JEFFERSON CITY, Mo. -- Missouri officials fear the state may be overpaying in-home care providers millions of dollars to help disabled residents bathe, cook, clean and perform other daily activities.
Legislation recently passed by the Senate -- and now pending in the House -- could impose a pair of cost-cutting curbs on the more than 300 businesses and not-for-profit organizations that provide in-home services to about 50,000 low-income Missourians.
But some in-home care recipients and their advocates fear the changes will result in fewer services, making it more difficult for them to remain at home and more likely they will need to move into nursing homes.
At issue is the method by which Missouri determines whether residents' income makes them eligible for Medicaid, whether their physical conditions make them eligible for home care and, if so, how many hours of care they should receive.
Missouri has experimented during the past decade with several approaches, including conducting assessments through contracted nurses and state employees. Since July 2007, Missouri has allowed client assessments to be done by the same organizations that ultimately provide the home care services.

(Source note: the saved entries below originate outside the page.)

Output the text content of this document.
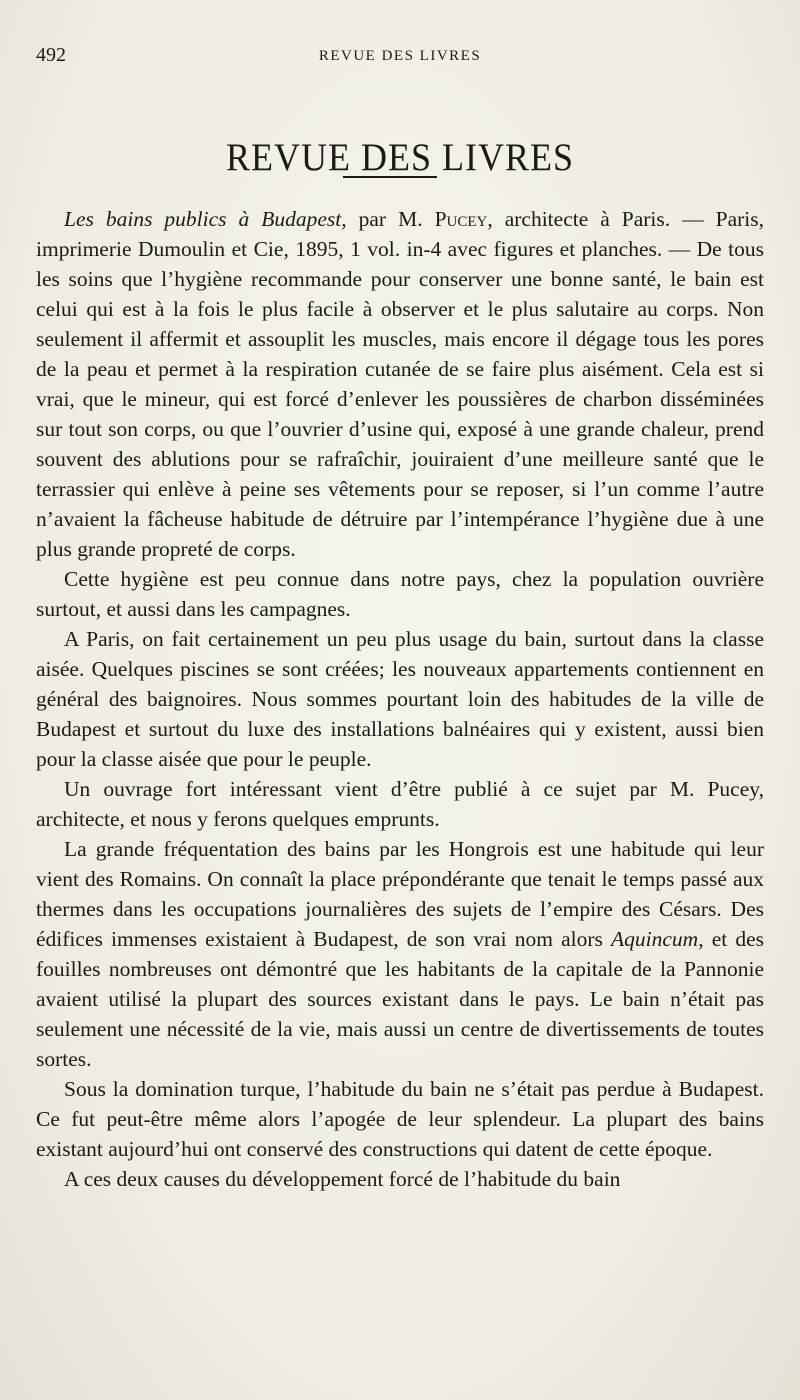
492	REVUE DES LIVRES
REVUE DES LIVRES

Les bains publics à Budapest, par M. Pucey, architecte à Paris. — Paris, imprimerie Dumoulin et Cie, 1895, 1 vol. in-4 avec figures et planches. — De tous les soins que l’hygiène recommande pour conserver une bonne santé, le bain est celui qui est à la fois le plus facile à observer et le plus salutaire au corps. Non seulement il affermit et assouplit les muscles, mais encore il dégage tous les pores de la peau et permet à la respiration cutanée de se faire plus aisément. Cela est si vrai, que le mineur, qui est forcé d’enlever les poussières de charbon disséminées sur tout son corps, ou que l’ouvrier d’usine qui, exposé à une grande chaleur, prend souvent des ablutions pour se rafraîchir, jouiraient d’une meilleure santé que le terrassier qui enlève à peine ses vêtements pour se reposer, si l’un comme l’autre n’avaient la fâcheuse habitude de détruire par l’intempérance l’hygiène due à une plus grande propreté de corps.

Cette hygiène est peu connue dans notre pays, chez la population ouvrière surtout, et aussi dans les campagnes.

A Paris, on fait certainement un peu plus usage du bain, surtout dans la classe aisée. Quelques piscines se sont créées; les nouveaux appartements contiennent en général des baignoires. Nous sommes pourtant loin des habitudes de la ville de Budapest et surtout du luxe des installations balnéaires qui y existent, aussi bien pour la classe aisée que pour le peuple.

Un ouvrage fort intéressant vient d’être publié à ce sujet par M. Pucey, architecte, et nous y ferons quelques emprunts.

La grande fréquentation des bains par les Hongrois est une habitude qui leur vient des Romains. On connaît la place prépondérante que tenait le temps passé aux thermes dans les occupations journalières des sujets de l’empire des Césars. Des édifices immenses existaient à Budapest, de son vrai nom alors Aquincum, et des fouilles nombreuses ont démontré que les habitants de la capitale de la Pannonie avaient utilisé la plupart des sources existant dans le pays. Le bain n’était pas seulement une nécessité de la vie, mais aussi un centre de divertissements de toutes sortes.

Sous la domination turque, l’habitude du bain ne s’était pas perdue à Budapest. Ce fut peut-être même alors l’apogée de leur splendeur. La plupart des bains existant aujourd’hui ont conservé des constructions qui datent de cette époque.

A ces deux causes du développement forcé de l’habitude du bain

During that time, the number of people receiving home services has risen 15 percent while the annual cost has grown by one-third, according to figures for the Department of Health and Senior Services. At its current pace, the program will cost more than $1 billion annually within seven years, the department estimates.

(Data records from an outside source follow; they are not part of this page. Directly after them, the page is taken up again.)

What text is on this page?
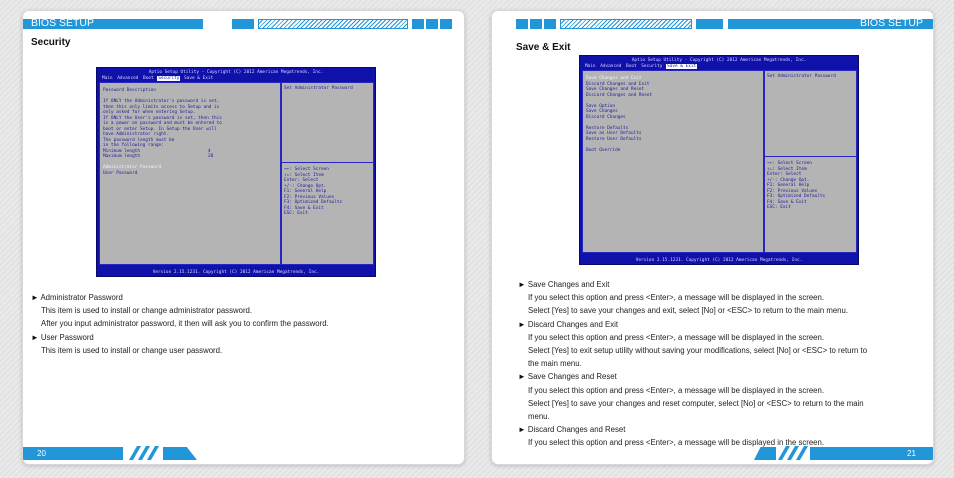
BIOS SETUP
Security
Aptio Setup Utility - Copyright (C) 2012 American Megatrends, Inc.
Main Advanced Boot Security Save & Exit
Password Description
If ONLY the Administrator's password is set,
then this only limits access to Setup and is
only asked for when entering Setup.
If ONLY the User's password is set, then this
is a power on password and must be entered to
boot or enter Setup. In Setup the User will
have Administrator right.
The password length must be
in the following range:
Minimum length	4
Maximum length	20
Administrator Password
User Password
Set Administrator Password
→←: Select Screen
↑↓: Select Item
Enter: Select
+/-: Change Opt.
F1: General Help
F2: Previous Values
F3: Optimized Defaults
F4: Save & Exit
ESC: Exit
Version 2.15.1231. Copyright (C) 2012 American Megatrends, Inc.
► Administrator Password
This item is used to install or change administrator password.
After you input administrator password, it then will ask you to confirm the password.
► User Password
This item is used to install or change user password.
20
BIOS SETUP
Save & Exit
Aptio Setup Utility - Copyright (C) 2012 American Megatrends, Inc.
Main Advanced Boot Security Save & Exit
Save Changes and Exit
Discard Changes and Exit
Save Changes and Reset
Discard Changes and Reset
Save Option
Save Changes
Discard Changes
Restore Defaults
Save as User Defaults
Restore User Defaults
Boot Override
Set Administrator Password
→←: Select Screen
↑↓: Select Item
Enter: Select
+/-: Change Opt.
F1: General Help
F2: Previous Values
F3: Optimized Defaults
F4: Save & Exit
ESC: Exit
Version 2.15.1231. Copyright (C) 2012 American Megatrends, Inc.
► Save Changes and Exit
If you select this option and press <Enter>, a message will be displayed in the screen.
Select [Yes] to save your changes and exit, select [No] or <ESC> to return to the main menu.
► Discard Changes and Exit
If you select this option and press <Enter>, a message will be displayed in the screen.
Select [Yes] to exit setup utility without saving your modifications, select [No] or <ESC> to return to
the main menu.
► Save Changes and Reset
If you select this option and press <Enter>, a message will be displayed in the screen.
Select [Yes] to save your changes and reset computer, select [No] or <ESC> to return to the main
menu.
► Discard Changes and Reset
If you select this option and press <Enter>, a message will be displayed in the screen.
21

"Basically, the program is unsustainable the way it is," said department spokesman Kit Wagar, who describes the current system as an "inherent conflict" of interest.
Legislation that passed the Senate 27-7 last week would allow the department to seek bids for an independent entity to conduct the needs assessments. It also would require all in-home care employees to eventually use a telephone-based time clock to record the hours they work.
Both provisions are based on an assumption that Missouri currently is paying too much for in-home services because providers -- either intentionally or unintentionally -- inflate the hours of personal care necessary for their clients.
To the contrary, some residents say they already need more hours of care than they are approved to receive from the state.
Janet Wilson, 63, of St. Joseph, uses a walker and an oxygen system to cope with a variety of disabilities. Wilson said she is authorized to receive four hours a day of paid care to help her bathe, do laundry, clean her home, cook and transport her to doctor's appointments.
"But it's not really enough to do what has to be done," Wilson said. So "our attendants give us more time than what they're allowed" -- often voluntarily staying for an extra hour or more.
A recent analysis by The Lewin Group, based in Falls Church, Va., estimated Missouri could save 5 percent of its Medicaid costs for in-home care services by requiring workers to log their hours electronically over an automated telephone system. That could amount to $25 million of savings in state and federal funds, according to a Missouri legislative research office.
The Lewin Group estimated Missouri could save $3.4 million annually by using a neutral entity to assess people's need for in-home care services. It predicted the change "would modestly increase future denial rates."
But the Missouri Home Care Union, which represents many in-home care workers, estimates it would cost the state $2 million a year to contract with a company for the assessments.
"In terms of state financial responsibility, it's irresponsible," said union spokesman Joe Lawrence. "In terms of the assistance thousands of Missourians need to live a life of some dignity, it gets wiped out, and they are in danger of being placed in nursing facilities."
The Department of Health and Senior Services currently reviews the needs assessments conducted by in-home care providers for their clients. A sampling of several hundred assessments last fall found they were more than twice as likely to overstate the clients' needs than to understate the hours of care necessary, the department said.
If department staff would have simply accepted the assessments performed by providers, Missouri would have paid an additional $8.5 million to $15.1 million a year, the department said.